1. The Company will send notice of the meeting to shareholders in advance of the meeting date, stating the date, time, place and agenda as well as supporting information related to matters to be decided at the meeting completely.
  2. Prior to the commencement of the meeting, the company informs the shareholders of the number and proportion of shareholders attending the meeting in person, the shareholders who make proxies, meeting's procedures, how to vote and how to count the votes. In the event that shareholders are unable to attend the meeting, the company will give shareholders the opportunity to appoint proxies for independent directors or any person to attend the meeting on their behalf by using any of the forms of proxy sent by the Company together with the notice of the meeting.
  3. The Company will ensure that there is no action that restricts the opportunity to attend the meeting or places an undue burden on shareholders and will facilitate all shareholders equally in attending the meeting at an appropriate place and time.
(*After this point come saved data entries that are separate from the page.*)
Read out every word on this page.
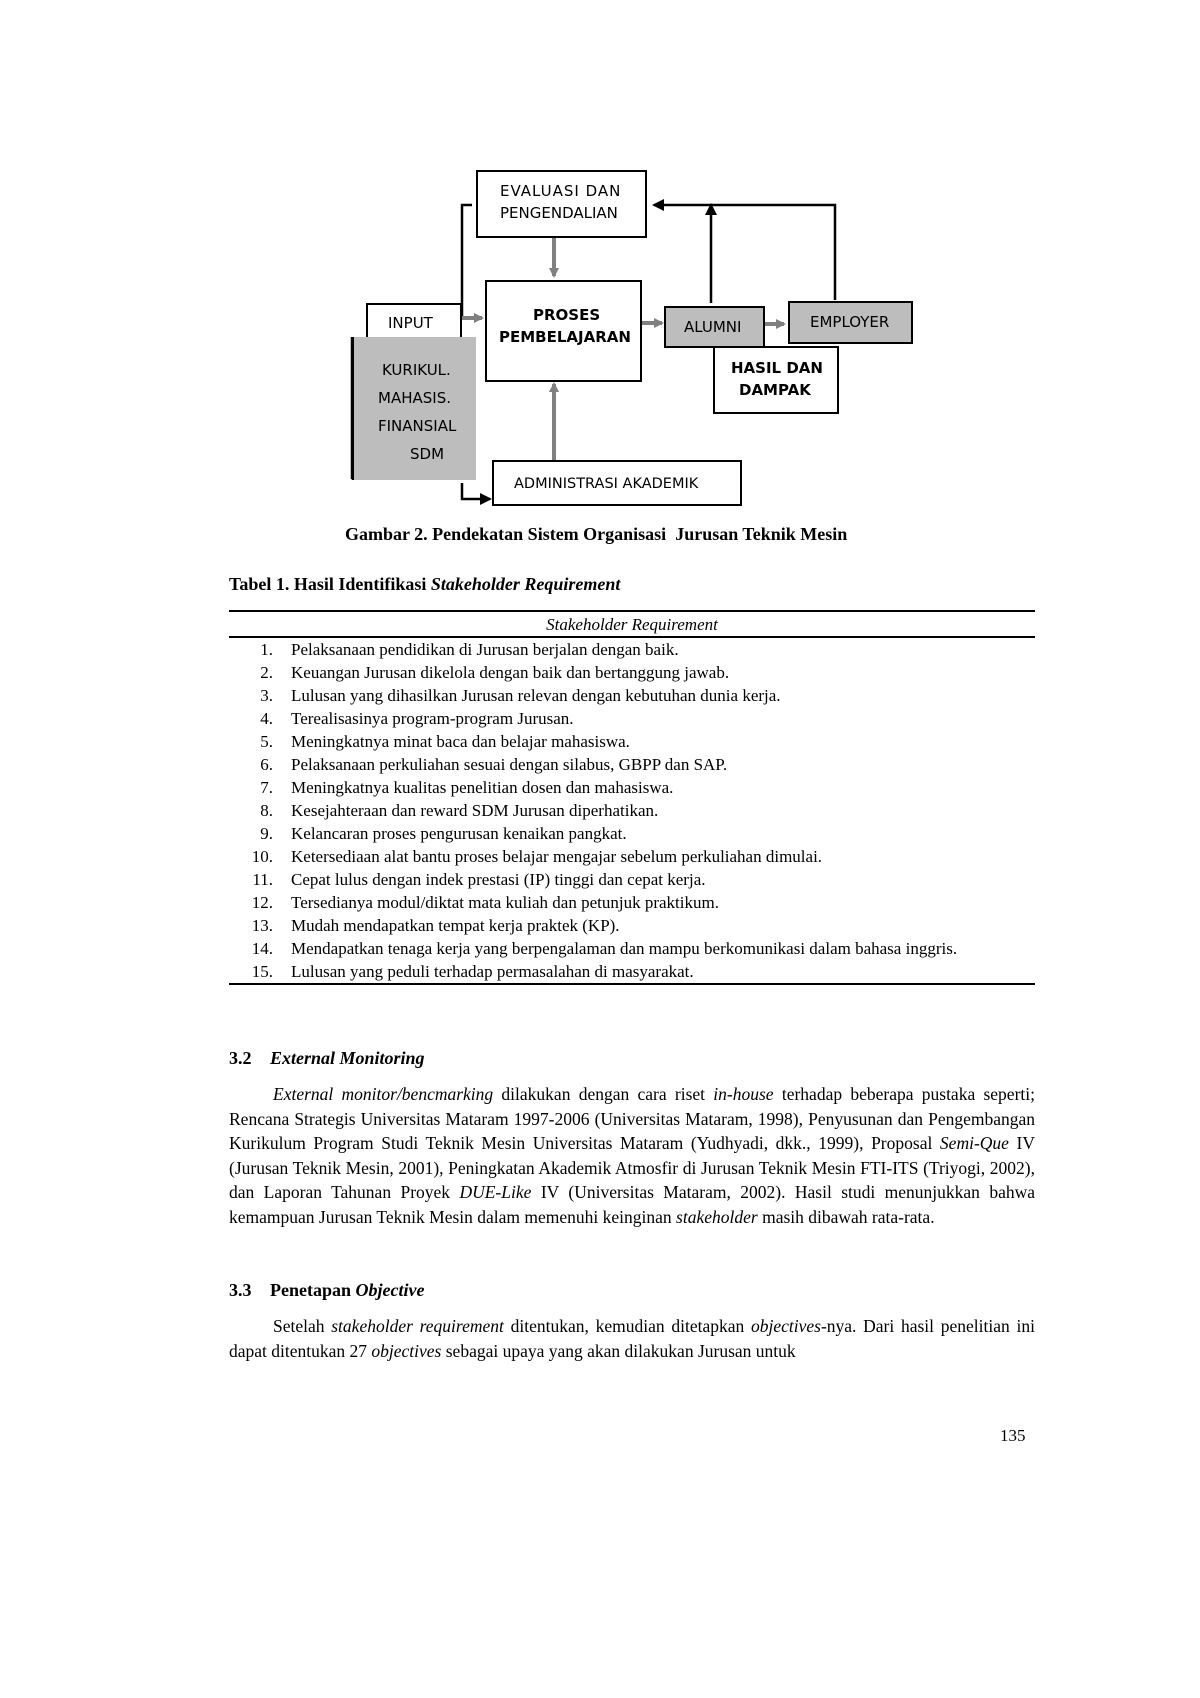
EVALUASI DAN
PENGENDALIAN
INPUT
KURIKUL.
MAHASIS.
FINANSIAL
SDM
PROSES
PEMBELAJARAN
ALUMNI	EMPLOYER
HASIL DAN
DAMPAK
ADMINISTRASI AKADEMIK
Gambar 2. Pendekatan Sistem Organisasi  Jurusan Teknik Mesin
Tabel 1. Hasil Identifikasi Stakeholder Requirement
Stakeholder Requirement	
1.	Pelaksanaan pendidikan di Jurusan berjalan dengan baik.
2.	Keuangan Jurusan dikelola dengan baik dan bertanggung jawab.
3.	Lulusan yang dihasilkan Jurusan relevan dengan kebutuhan dunia kerja.
4.	Terealisasinya program-program Jurusan.
5.	Meningkatnya minat baca dan belajar mahasiswa.
6.	Pelaksanaan perkuliahan sesuai dengan silabus, GBPP dan SAP.
7.	Meningkatnya kualitas penelitian dosen dan mahasiswa.
8.	Kesejahteraan dan reward SDM Jurusan diperhatikan.
9.	Kelancaran proses pengurusan kenaikan pangkat.
10.	Ketersediaan alat bantu proses belajar mengajar sebelum perkuliahan dimulai.
11.	Cepat lulus dengan indek prestasi (IP) tinggi dan cepat kerja.
12.	Tersedianya modul/diktat mata kuliah dan petunjuk praktikum.
13.	Mudah mendapatkan tempat kerja praktek (KP).
14.	Mendapatkan tenaga kerja yang berpengalaman dan mampu berkomunikasi dalam bahasa inggris.
15.	Lulusan yang peduli terhadap permasalahan di masyarakat.
3.2 External Monitoring
External monitor/bencmarking dilakukan dengan cara riset in-house terhadap beberapa pustaka seperti; Rencana Strategis Universitas Mataram 1997-2006 (Universitas Mataram, 1998), Penyusunan dan Pengembangan Kurikulum Program Studi Teknik Mesin Universitas Mataram (Yudhyadi, dkk., 1999), Proposal Semi-Que IV (Jurusan Teknik Mesin, 2001), Peningkatan Akademik Atmosfir di Jurusan Teknik Mesin FTI-ITS (Triyogi, 2002), dan Laporan Tahunan Proyek DUE-Like IV (Universitas Mataram, 2002). Hasil studi menunjukkan bahwa kemampuan Jurusan Teknik Mesin dalam memenuhi keinginan stakeholder masih dibawah rata-rata.
3.3 Penetapan Objective
Setelah stakeholder requirement ditentukan, kemudian ditetapkan objectives-nya. Dari hasil penelitian ini dapat ditentukan 27 objectives sebagai upaya yang akan dilakukan Jurusan untuk
135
  4. The Chairman of the Board of Directors presides over the shareholders' meeting and responsible in ensuring that the meeting is in accordance with the law and relevant rules according to the Company's Articles of Association. Ensuring that the meeting is appropriately allocate time for each agenda specified in the notice of the meeting with the voting at the end of each agenda. The change in any material information or add the unnecessarily agenda should be prohibited and give shareholders equal rights to make inquiries, comments and suggestions. In the case the there is many sub agenda, the Chairman of the meeting will arrange for separate resolutions on each item, such as shareholders exercising their right to appoint directors individually during the appointment agenda.
  5. The Board of Directors will encourage the use of ballots on important agendas and encourage an independent person to count or verify votes at meetings and disclose the results of the votes agreed and disagree upon and and abstain from voting. Each agenda item shall be acknowledged and recorded in the minutes of the shareholders' meeting acculately and completely in accordance with the relevant rules to enable shareholders to audit.
  6. The Company will provide opportunities for minority shareholders to name the nominated candidates for election as directors or propose additional agenda items prior to the shareholders' meeting, which will be clearly defined and disclosed to shareholders in advance.